The June 2011 Commonwealth Fund issue brief, “Assessing the Financial Health of Medicaid Managed Care Plans and the Quality of Patient Care They Provide,” examines how publicly traded health plans differ from non–publicly traded ones in terms of administrative expenses, quality of care, and financial stability.

It found publicly traded plans that focused primarily on Medicaid enrollees paid out the lowest percentage of their Medicaid premium revenues in medical expenses and reported the highest percentage in administrative expenses across different types of health plans. The publicly traded plans also received lower scores for quality-of-care measures related to preventive care, treatment of chronic conditions, members’ access to care, and customer service.

The study “used limited data to draw inappropriate conclusions regarding the Medicaid health plan industry,” according to a press statement issued by the Medicaid Health Plans of America (MHPA), the trade group representing the industry.

In the statement, MPHA says the results suggest that a relationship exists between ownership status and quality of care and costs, when it is, “impossible to accurately draw such conclusions given the large amount of missing and incomplete data in the study.”

MPHA claims inadequate sample size, under-representation of certain types of companies, and access to financial data from only three-quarters of the plans identified as meeting the criteria for the study as shortcomings.

“Far worse is that the authors had preventive and chronic condition data from only one-third of the plans (with certain types of plans over- and under-represented), yet still opted to draw universal conclusions about ownership status and quality of care,” according to the MPHA press statement.

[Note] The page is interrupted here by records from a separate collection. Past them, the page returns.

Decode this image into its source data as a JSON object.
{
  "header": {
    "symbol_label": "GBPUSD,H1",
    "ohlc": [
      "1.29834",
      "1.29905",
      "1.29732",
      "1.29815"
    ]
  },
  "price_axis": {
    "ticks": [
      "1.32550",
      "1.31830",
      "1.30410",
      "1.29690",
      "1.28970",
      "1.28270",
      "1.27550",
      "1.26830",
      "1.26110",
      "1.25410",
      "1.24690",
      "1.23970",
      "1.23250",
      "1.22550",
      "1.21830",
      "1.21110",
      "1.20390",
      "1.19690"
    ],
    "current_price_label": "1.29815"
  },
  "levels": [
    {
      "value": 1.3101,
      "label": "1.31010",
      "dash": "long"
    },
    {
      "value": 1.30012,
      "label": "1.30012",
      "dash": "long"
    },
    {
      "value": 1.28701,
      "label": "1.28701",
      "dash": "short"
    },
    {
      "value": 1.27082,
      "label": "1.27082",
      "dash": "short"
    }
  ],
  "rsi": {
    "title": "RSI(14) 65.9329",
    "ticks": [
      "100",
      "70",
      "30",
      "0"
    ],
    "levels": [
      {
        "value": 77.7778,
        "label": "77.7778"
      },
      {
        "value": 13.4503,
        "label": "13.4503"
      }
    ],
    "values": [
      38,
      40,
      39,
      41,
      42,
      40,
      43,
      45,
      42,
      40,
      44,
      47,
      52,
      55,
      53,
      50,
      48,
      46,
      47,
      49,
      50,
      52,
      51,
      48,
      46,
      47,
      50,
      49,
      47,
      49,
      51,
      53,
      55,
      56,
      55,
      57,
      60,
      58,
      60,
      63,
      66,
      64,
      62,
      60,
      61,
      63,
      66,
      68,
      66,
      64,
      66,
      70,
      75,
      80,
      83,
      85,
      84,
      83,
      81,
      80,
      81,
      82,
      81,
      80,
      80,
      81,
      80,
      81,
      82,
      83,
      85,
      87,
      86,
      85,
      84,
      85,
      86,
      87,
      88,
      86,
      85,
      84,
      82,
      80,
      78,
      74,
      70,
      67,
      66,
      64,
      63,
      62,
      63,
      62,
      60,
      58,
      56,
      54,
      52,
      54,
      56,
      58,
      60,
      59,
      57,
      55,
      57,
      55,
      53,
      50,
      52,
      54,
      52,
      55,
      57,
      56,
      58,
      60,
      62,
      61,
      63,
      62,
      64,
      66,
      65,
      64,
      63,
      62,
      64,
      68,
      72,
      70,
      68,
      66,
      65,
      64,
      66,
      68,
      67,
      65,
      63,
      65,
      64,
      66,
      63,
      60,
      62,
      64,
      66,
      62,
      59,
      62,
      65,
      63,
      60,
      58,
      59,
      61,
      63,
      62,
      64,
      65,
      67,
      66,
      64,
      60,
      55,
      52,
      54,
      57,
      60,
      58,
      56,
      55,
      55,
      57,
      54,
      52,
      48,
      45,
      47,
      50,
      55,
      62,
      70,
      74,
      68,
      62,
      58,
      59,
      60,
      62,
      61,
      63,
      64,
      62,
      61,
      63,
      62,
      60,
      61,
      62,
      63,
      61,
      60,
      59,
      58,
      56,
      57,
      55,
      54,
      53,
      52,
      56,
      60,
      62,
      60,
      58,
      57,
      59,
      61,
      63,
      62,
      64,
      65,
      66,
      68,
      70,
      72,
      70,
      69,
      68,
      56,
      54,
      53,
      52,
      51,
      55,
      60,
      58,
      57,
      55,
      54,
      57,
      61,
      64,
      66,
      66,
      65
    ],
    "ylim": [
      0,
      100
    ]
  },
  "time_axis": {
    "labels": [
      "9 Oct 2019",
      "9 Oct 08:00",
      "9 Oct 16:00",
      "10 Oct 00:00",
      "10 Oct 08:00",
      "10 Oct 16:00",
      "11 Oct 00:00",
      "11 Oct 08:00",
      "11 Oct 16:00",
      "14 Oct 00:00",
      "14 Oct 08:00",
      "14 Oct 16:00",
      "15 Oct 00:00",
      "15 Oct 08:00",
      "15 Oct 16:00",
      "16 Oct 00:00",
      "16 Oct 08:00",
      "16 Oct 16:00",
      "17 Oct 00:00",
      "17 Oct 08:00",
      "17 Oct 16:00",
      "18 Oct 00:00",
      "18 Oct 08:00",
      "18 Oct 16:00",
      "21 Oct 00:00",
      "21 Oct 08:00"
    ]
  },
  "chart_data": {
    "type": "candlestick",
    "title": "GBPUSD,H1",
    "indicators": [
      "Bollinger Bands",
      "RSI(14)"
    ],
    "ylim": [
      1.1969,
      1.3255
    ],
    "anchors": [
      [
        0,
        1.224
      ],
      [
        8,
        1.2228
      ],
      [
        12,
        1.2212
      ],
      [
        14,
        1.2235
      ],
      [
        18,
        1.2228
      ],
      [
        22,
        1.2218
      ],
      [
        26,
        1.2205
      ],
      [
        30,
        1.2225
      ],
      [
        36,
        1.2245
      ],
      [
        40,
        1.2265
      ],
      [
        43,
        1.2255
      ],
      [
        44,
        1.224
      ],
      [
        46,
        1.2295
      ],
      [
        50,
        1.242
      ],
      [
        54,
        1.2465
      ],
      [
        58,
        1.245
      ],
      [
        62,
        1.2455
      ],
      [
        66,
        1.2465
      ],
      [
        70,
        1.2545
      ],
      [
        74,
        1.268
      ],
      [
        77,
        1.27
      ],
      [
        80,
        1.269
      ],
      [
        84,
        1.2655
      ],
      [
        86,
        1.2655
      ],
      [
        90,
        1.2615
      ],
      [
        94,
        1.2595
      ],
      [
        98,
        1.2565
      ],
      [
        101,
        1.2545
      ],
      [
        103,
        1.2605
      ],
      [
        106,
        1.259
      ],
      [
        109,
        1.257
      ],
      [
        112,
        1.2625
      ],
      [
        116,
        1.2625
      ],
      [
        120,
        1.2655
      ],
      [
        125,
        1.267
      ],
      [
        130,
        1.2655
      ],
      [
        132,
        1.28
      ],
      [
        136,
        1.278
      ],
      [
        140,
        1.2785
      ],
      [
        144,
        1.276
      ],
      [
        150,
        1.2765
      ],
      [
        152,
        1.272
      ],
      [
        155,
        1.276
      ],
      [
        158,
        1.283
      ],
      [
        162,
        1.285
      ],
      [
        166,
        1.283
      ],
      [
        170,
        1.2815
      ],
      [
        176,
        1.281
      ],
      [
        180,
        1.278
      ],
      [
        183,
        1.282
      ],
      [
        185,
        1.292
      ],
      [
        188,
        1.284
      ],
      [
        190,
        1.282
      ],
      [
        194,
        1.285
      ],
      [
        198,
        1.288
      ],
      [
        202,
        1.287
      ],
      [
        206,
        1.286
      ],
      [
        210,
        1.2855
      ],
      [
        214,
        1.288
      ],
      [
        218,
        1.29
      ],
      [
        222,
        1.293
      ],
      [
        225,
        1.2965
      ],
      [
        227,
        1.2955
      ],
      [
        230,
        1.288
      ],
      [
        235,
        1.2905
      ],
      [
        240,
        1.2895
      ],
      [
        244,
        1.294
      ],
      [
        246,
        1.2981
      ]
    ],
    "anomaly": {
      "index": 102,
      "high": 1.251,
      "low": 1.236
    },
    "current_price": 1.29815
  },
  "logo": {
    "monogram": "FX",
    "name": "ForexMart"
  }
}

The Commwealth Fund issue brief itself points out the study’s limitations and lists its data collection methodology.

“Overall, this analysis has several limitations,” the brief concludes, going on to list five potential problems with the analysis:

1. The number of observations within selected traits was small, especially for quality-of-care measures.

2. Publicly traded plans were underrepresented among the health plans reporting quality measures to the National Committee for Quality Assurance (NCQA) relative to their prevalence.

3. The descriptive statistical approach of the median tests assesses the financial and quality-of-care measures in isolation of the plan trait and does not control for market and policy factors that may influence the variation of these measures.

4. Health plans in Arizona and California do not follow National Association of Insurance Commissioners (NAIC) statutory financial reporting guidelines, but instead follow Statement of Financial Accounting Standards. “The reporting of administrative costs may have been affected by these different accounting standards as well as the allocation of these costs by plans owned by parent companies,” the report states.

5. Regional variation may also influence the outcome of the financial and quality-of-care measures.